Even in parts of the country without notoriously high costs of living, getting that down payment is an uphill battle.
Scottsdale, Arizona, resident Lisa Cortese is putting off dental appointments and getting her brakes fixed, but saving for a down payment on a house is a moving target in a market rife with bidding wars and investors plunking down cash to snap up the most affordable homes.
"It’s been something we’ve been trying to save up for for a long time," said the 28-year-old, who plans to buy a home with her boyfriend so they can start building equity rather than paying more than $900 a month in rent. "That’s something I think about all the time," she said. "I just want to go to the dentist."
Cortese might turn out to be one of the lucky ones. After finding out they qualified for down payment assistance, the couple made an offer on a house a few weeks ago and are now working their way through the buying process.
But even young adults who manage to save enough for a down payment may find that they're shut out of the housing market because they can't qualify for a mortgage in the post-real estate crash market. A study by credit bureau TransUnion finds that fewer than 20 percent of the 7 million people whose credit was damaged by the mortgage meltdown could qualify for a mortgage today.
"There's a large number of these consumers … who we think are not going to be qualifying, at least in the near future, and that’s due to changes in the underwriting guidelines," said Joe Mellman, vice president and head of TransUnion's mortgage group. In 2006, nearly half of these consumers had credit scores below 620 — not a big deal back then, but a deal-breaker today.

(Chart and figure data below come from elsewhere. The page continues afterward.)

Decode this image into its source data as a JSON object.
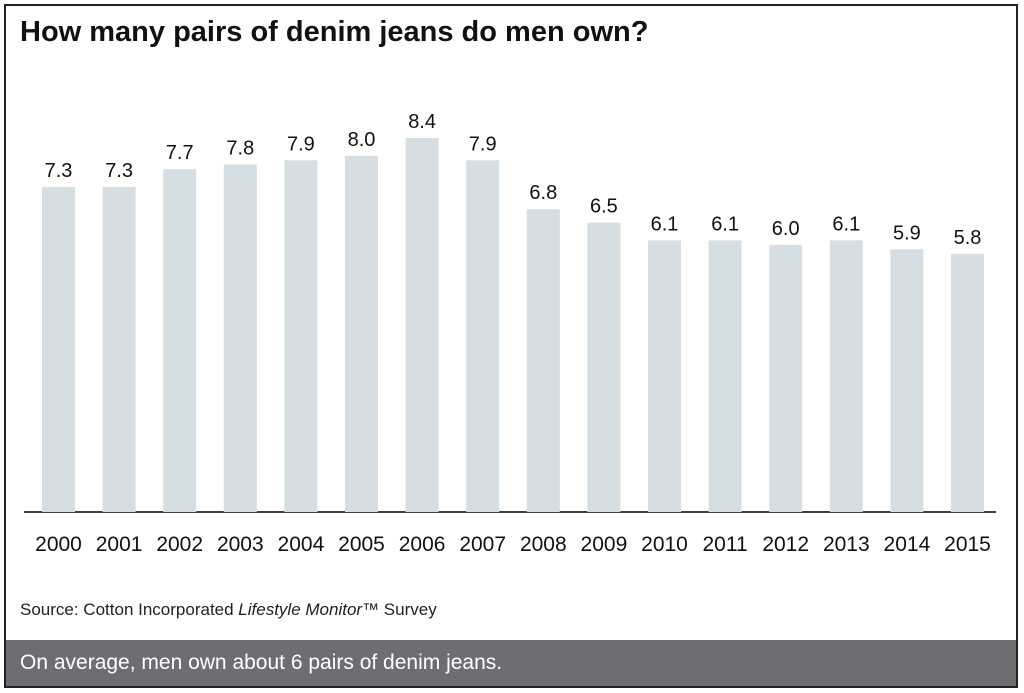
{
  "chart_data": {
    "type": "bar",
    "title": "How many pairs of denim jeans do men own?",
    "categories": [
      "2000",
      "2001",
      "2002",
      "2003",
      "2004",
      "2005",
      "2006",
      "2007",
      "2008",
      "2009",
      "2010",
      "2011",
      "2012",
      "2013",
      "2014",
      "2015"
    ],
    "values": [
      7.3,
      7.3,
      7.7,
      7.8,
      7.9,
      8.0,
      8.4,
      7.9,
      6.8,
      6.5,
      6.1,
      6.1,
      6.0,
      6.1,
      5.9,
      5.8
    ],
    "value_labels": [
      "7.3",
      "7.3",
      "7.7",
      "7.8",
      "7.9",
      "8.0",
      "8.4",
      "7.9",
      "6.8",
      "6.5",
      "6.1",
      "6.1",
      "6.0",
      "6.1",
      "5.9",
      "5.8"
    ],
    "ylim": [
      0,
      8.4
    ],
    "grid": false,
    "bar_color": "#d5dee2",
    "axis_color": "#000000"
  },
  "source": {
    "prefix": "Source: Cotton Incorporated ",
    "italic": "Lifestyle Monitor",
    "suffix": "™ Survey"
  },
  "footer": {
    "text": "On average, men own about 6 pairs of denim jeans.",
    "background": "#6d6e71"
  }
}
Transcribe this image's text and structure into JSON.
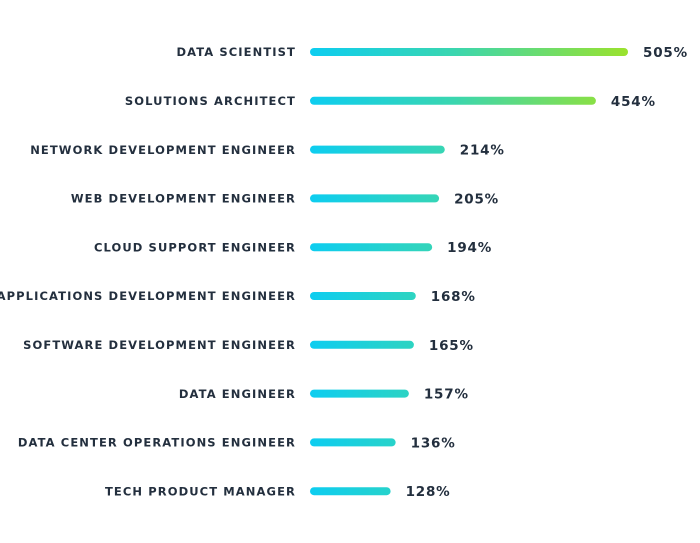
{
  "chart_data": {
    "type": "bar",
    "orientation": "horizontal",
    "title": "",
    "xlabel": "",
    "ylabel": "",
    "value_suffix": "%",
    "categories": [
      "DATA SCIENTIST",
      "SOLUTIONS ARCHITECT",
      "NETWORK DEVELOPMENT ENGINEER",
      "WEB DEVELOPMENT ENGINEER",
      "CLOUD SUPPORT ENGINEER",
      "APPLICATIONS DEVELOPMENT ENGINEER",
      "SOFTWARE DEVELOPMENT ENGINEER",
      "DATA ENGINEER",
      "DATA CENTER OPERATIONS ENGINEER",
      "TECH PRODUCT MANAGER"
    ],
    "values": [
      505,
      454,
      214,
      205,
      194,
      168,
      165,
      157,
      136,
      128
    ],
    "value_labels": [
      "505%",
      "454%",
      "214%",
      "205%",
      "194%",
      "168%",
      "165%",
      "157%",
      "136%",
      "128%"
    ],
    "xlim": [
      0,
      505
    ],
    "grid": false,
    "legend": "none",
    "colors": {
      "gradient_start": "#0dcdf0",
      "gradient_mid": "#3ad6b0",
      "gradient_end": "#9be22d",
      "text": "#232f3e"
    }
  }
}
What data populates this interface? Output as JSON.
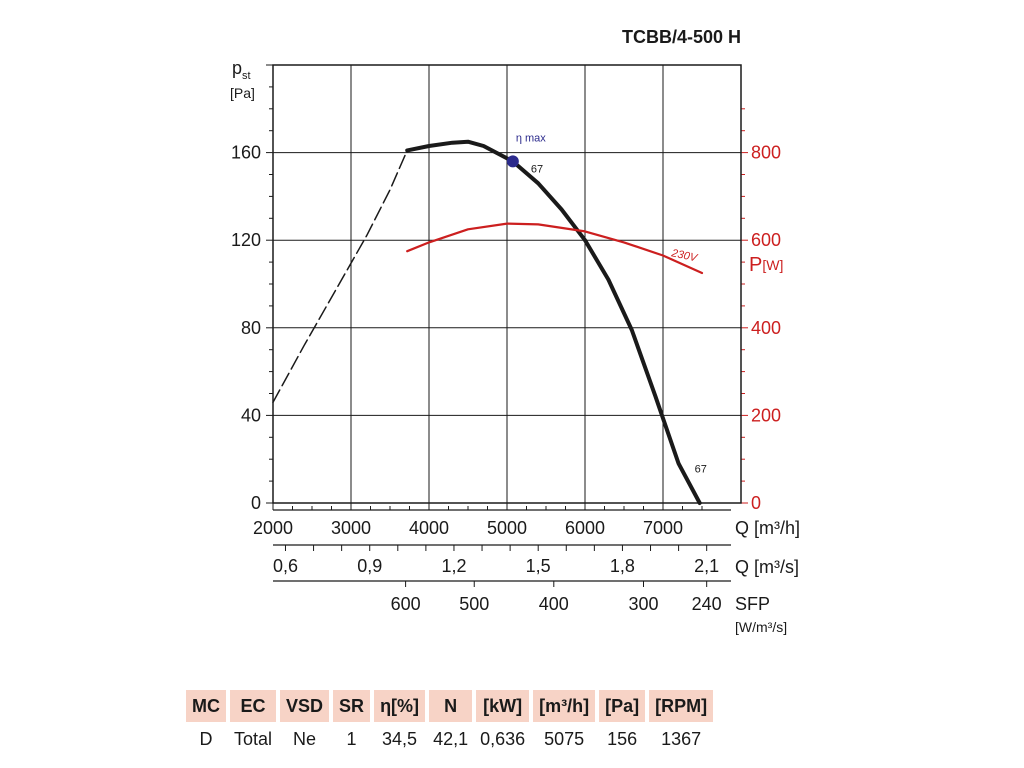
{
  "chart_data": {
    "type": "line",
    "title": "TCBB/4-500 H",
    "ylabel_main": "p",
    "ylabel_sub": "st",
    "ylabel_unit": "[Pa]",
    "ylim": [
      0,
      200
    ],
    "yticks": [
      "0",
      "40",
      "80",
      "120",
      "160"
    ],
    "ytick_values": [
      0,
      40,
      80,
      120,
      160
    ],
    "y2label_main": "P",
    "y2label_unit": "[W]",
    "y2lim": [
      0,
      1000
    ],
    "y2ticks": [
      "0",
      "200",
      "400",
      "600",
      "800"
    ],
    "y2tick_values": [
      0,
      200,
      400,
      600,
      800
    ],
    "xlim": [
      2000,
      8000
    ],
    "xticks": [
      "2000",
      "3000",
      "4000",
      "5000",
      "6000",
      "7000"
    ],
    "xtick_values": [
      2000,
      3000,
      4000,
      5000,
      6000,
      7000
    ],
    "xlabel": "Q [m³/h]",
    "x2ticks": [
      "0,6",
      "0,9",
      "1,2",
      "1,5",
      "1,8",
      "2,1"
    ],
    "x2tick_values": [
      2160,
      3240,
      4320,
      5400,
      6480,
      7560
    ],
    "x2label": "Q [m³/s]",
    "sfp_ticks": [
      "600",
      "500",
      "400",
      "300",
      "240"
    ],
    "sfp_tick_values": [
      3700,
      4580,
      5600,
      6750,
      7560
    ],
    "sfp_label": "SFP",
    "sfp_unit": "[W/m³/s]",
    "grid": true,
    "series": [
      {
        "name": "pressure-dashed",
        "axis": "y",
        "style": "dashed",
        "x": [
          2000,
          2400,
          2800,
          3200,
          3500,
          3720
        ],
        "y": [
          46,
          72,
          97,
          122,
          143,
          161
        ]
      },
      {
        "name": "pressure",
        "axis": "y",
        "style": "solid",
        "x": [
          3720,
          4000,
          4300,
          4500,
          4700,
          5075,
          5400,
          5700,
          6000,
          6300,
          6600,
          6900,
          7200,
          7470
        ],
        "y": [
          161,
          163,
          164.5,
          165,
          163,
          156,
          146,
          134,
          120,
          102,
          79,
          49,
          18,
          0
        ]
      },
      {
        "name": "power-230V",
        "axis": "y2",
        "style": "solid",
        "x": [
          3720,
          4000,
          4500,
          5000,
          5400,
          6000,
          6500,
          7000,
          7500
        ],
        "y": [
          575,
          595,
          625,
          638,
          636,
          620,
          595,
          565,
          525
        ]
      }
    ],
    "annotations": {
      "eta_max_label": "η max",
      "eta_max_point": [
        5075,
        156
      ],
      "eta_value_top": "67",
      "eta_value_bottom": "67",
      "eta_value_bottom_point": [
        7470,
        14
      ],
      "voltage_label": "230V",
      "voltage_point": [
        7000,
        575
      ]
    }
  },
  "colors": {
    "power": "#cc1f1f",
    "pressure": "#1a1a1a",
    "eta_point": "#2b2a8c",
    "table_header": "#f7d3c6"
  },
  "spec_table": {
    "headers": [
      "MC",
      "EC",
      "VSD",
      "SR",
      "η[%]",
      "N",
      "[kW]",
      "[m³/h]",
      "[Pa]",
      "[RPM]"
    ],
    "values": [
      "D",
      "Total",
      "Ne",
      "1",
      "34,5",
      "42,1",
      "0,636",
      "5075",
      "156",
      "1367"
    ]
  }
}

Unfortunately, the window of opportunity may be closing for many would-be homeowners. Rock-bottom interest rates are a huge benefit for people buying real estate today, but those rates will inevitably rise, and lock out a significant number of prospective buyers.
Real estate data analytics company HouseCanary finds that nearly a third of so-called millennials won't be able to afford their mortgage payments if interest hits 6 percent, assuming today's home prices are the same.
"You’ve got this imbalance that’s likely to be further exaggerated in years to come … if we don’t see some sort of reversal in the trend," said J.P. Ackerman, the company's president. "We see a material decline in those who can even consider buying."
Millennial renters are acutely aware that there is a ticking clock on their opportunities.
"I just turned 30," said Bergman, who is working to improve her credit score to make her a better mortgage candidate. "How can I make this work?"
The only answer she can see is to leave a city she has called home for the past six years. "My plan is pretty much to take my network, take my education ... and go somewhere where the cost of living is less."